Combined HBV DNA quantification and qHBsAg correctly identified 30/57 (52.6%) ICs showing 94% sensitivity, 96% specificity, 98% PPV, 87% NPV and 95% DA. HBV DNA coupled with LSM identified 40/57 (70.2%) ICs showing 97% sensitivity, 97% specificity, 98% PPV, 95% NPV and 97% DA. Combined LSM and qHBsAg identified 33/57 (57.9%) ICs showing 95% sensitivity, 78% specificity, 89% PPV, 89% NPV and 89% DA. The evaluation of the three parameters altogether allowed the identification of 23/57 (40.3%) ICs showing 100% specificity, 96% sensitivity, 100% PPV, 92% NPV and 97% DA. Similar results were obtained when either CH or cirrhotic patients were excluded from the analysis.

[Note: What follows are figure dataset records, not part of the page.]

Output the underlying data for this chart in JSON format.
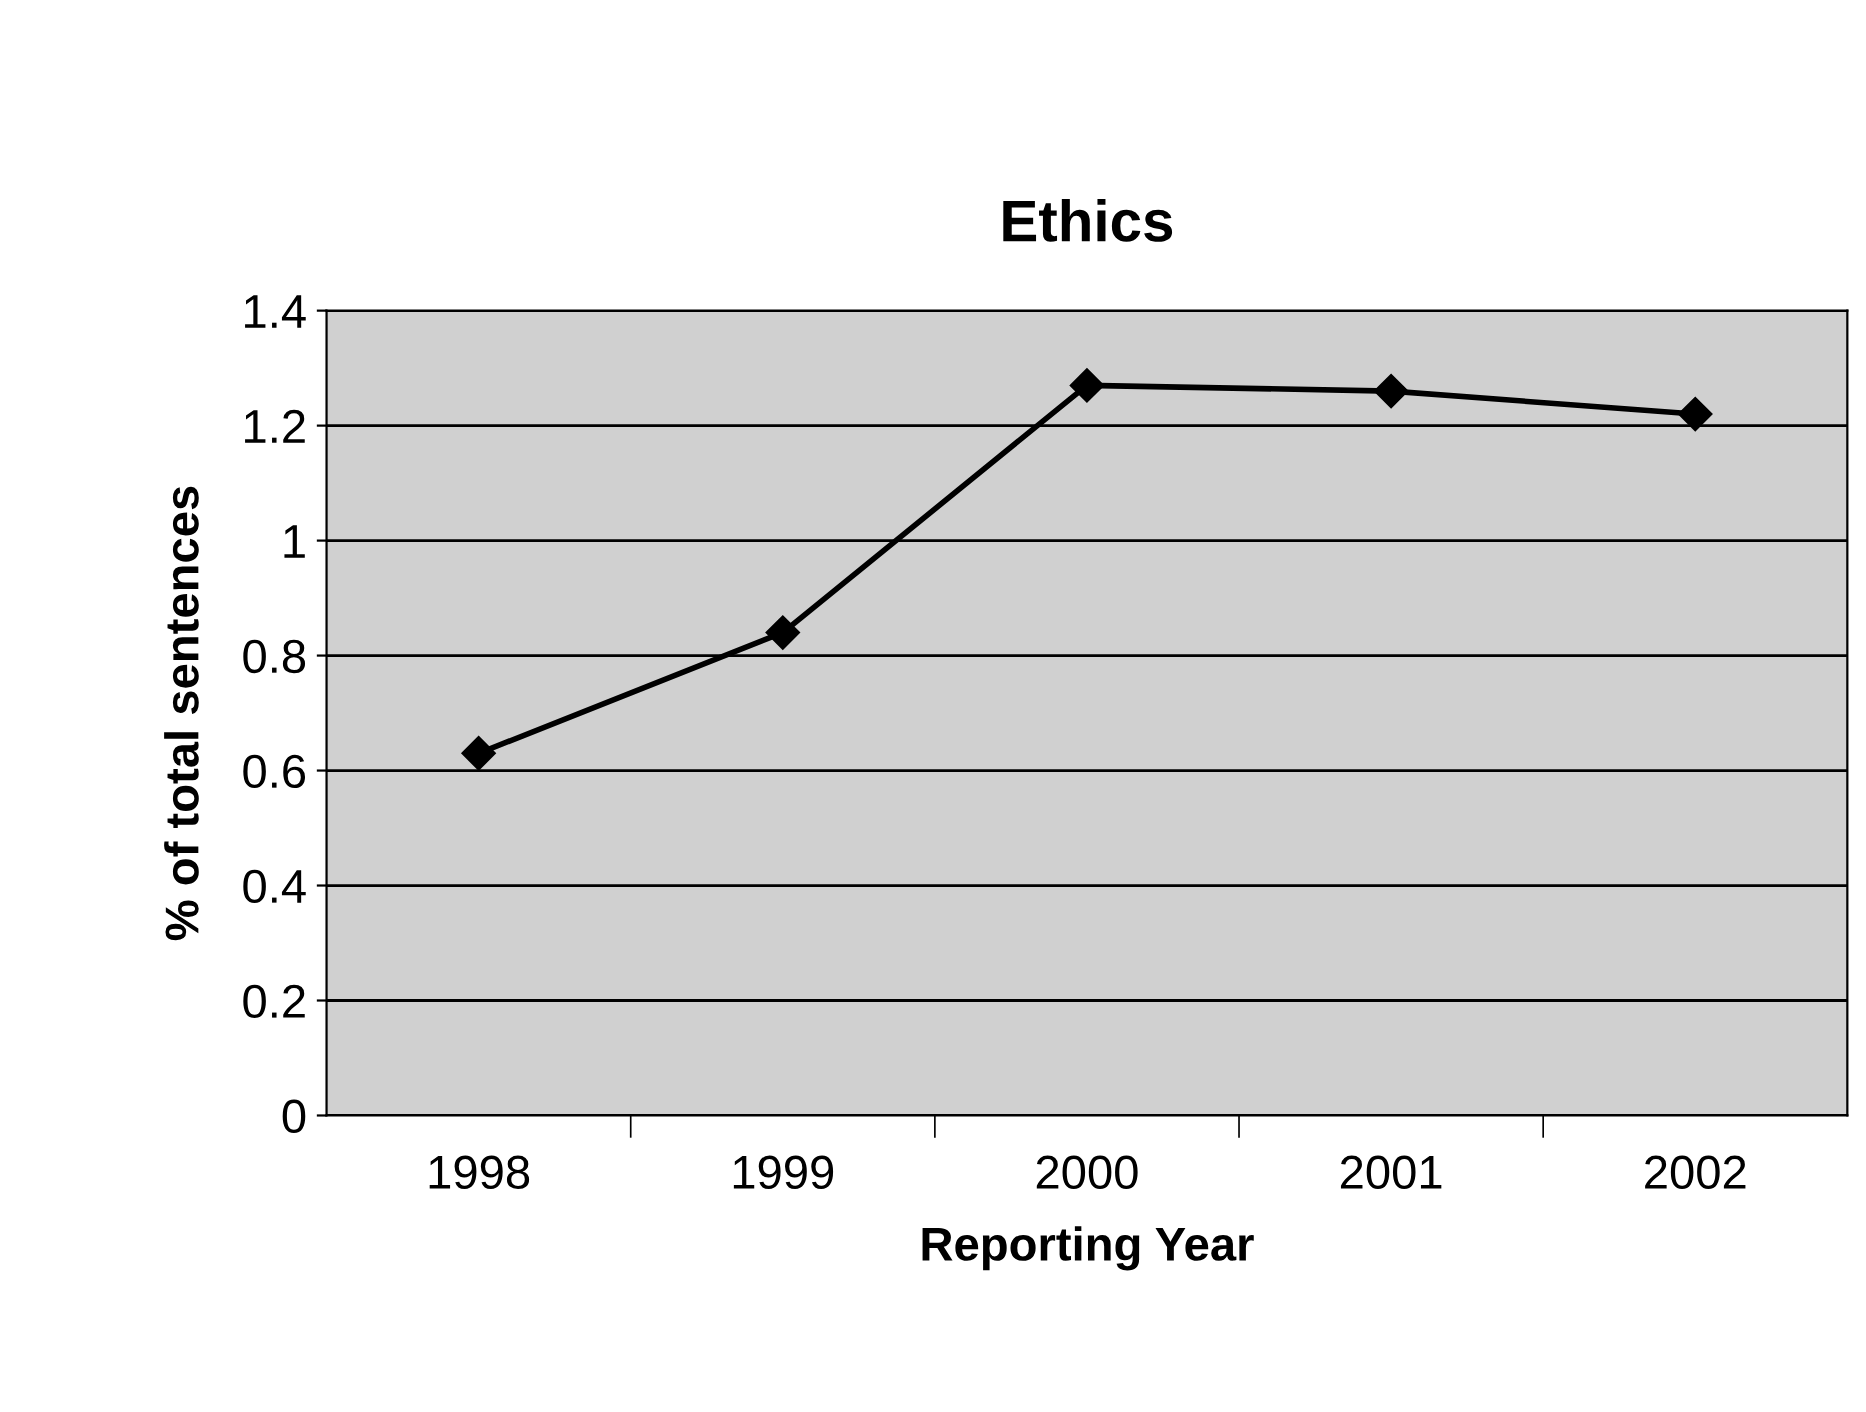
{
  "chart_data": {
    "type": "line",
    "title": "Ethics",
    "xlabel": "Reporting Year",
    "ylabel": "% of total sentences",
    "categories": [
      "1998",
      "1999",
      "2000",
      "2001",
      "2002"
    ],
    "series": [
      {
        "color": "#000000",
        "values": [
          0.63,
          0.84,
          1.27,
          1.26,
          1.22
        ]
      }
    ],
    "ylim": [
      0,
      1.4
    ],
    "yticks": [
      0,
      0.2,
      0.4,
      0.6,
      0.8,
      1,
      1.2,
      1.4
    ],
    "grid": "y",
    "marker": "diamond",
    "line_style": "solid",
    "legend": false
  }
}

Combined evaluation of HBV DNA amount with LSM and/or qHBsAg is a highly reliable tool allowing the identification of a considerable number of HBV ICs at a single time point evaluation.
为了确定乙型肝炎病毒(HBV)携带者(IC),需要对 HBV DNA 和氨基转移酶值进行连续评估。最近,HBV 表面抗原定量(qHBsAg)和肝脏硬度测量(LSM)已被提议作为慢性 HBV 感染的诊断工具。本研究旨在评估单次检测时 HBV DNA 定量、qHBsAg 和 LSM 诊断 IC 的效果。
纳入 57 例已明确的 IC 和 90 例未经治疗的 HBsAg/抗-HBe 阳性患者[49 例慢性肝炎(CH),41 例肝硬化]。HBV DNA≤2000 IU/mL、LSM≤6.2 kPa 和 qHBsAg≤1000 IU/mL 被用作评估灵敏度、特异性、阳性预测值(PPV)、阴性预测值(NPV)和诊断准确性(DA)的截断值。
联合 HBV DNA 定量和 qHBsAg 正确识别 57 例 IC 中的 30 例(52.6%),其灵敏度为 94%,特异性为 96%,PPV 为 98%,NPV 为 87%,DA 为 95%。HBV DNA 联合 LSM 识别出 57 例 IC 中的 40 例(70.2%),其灵敏度为 97%,特异性为 97%,PPV 为 98%,NPV 为 95%,DA 为 97%。联合 LSM 和 qHBsAg 识别出 57 例 IC 中的 33 例(57.9%),其灵敏度为 95%,特异性为 78%,PPV 为 89%,NPV 为 89%,DA 为 89%。联合评估这三个参数可以识别 57 例 IC 中的 23 例(40.3%),其特异性为 100%,灵敏度为 96%,PPV 为 100%,NPV 为 92%,DA 为 97%。当排除 CH 或肝硬化患者进行分析时,也得到了相似的结果。
联合评估 HBV DNA 量与 LSM 和/或 qHBsAg 是一种高度可靠的工具,可以在单次检测时识别出相当数量的 HBV IC。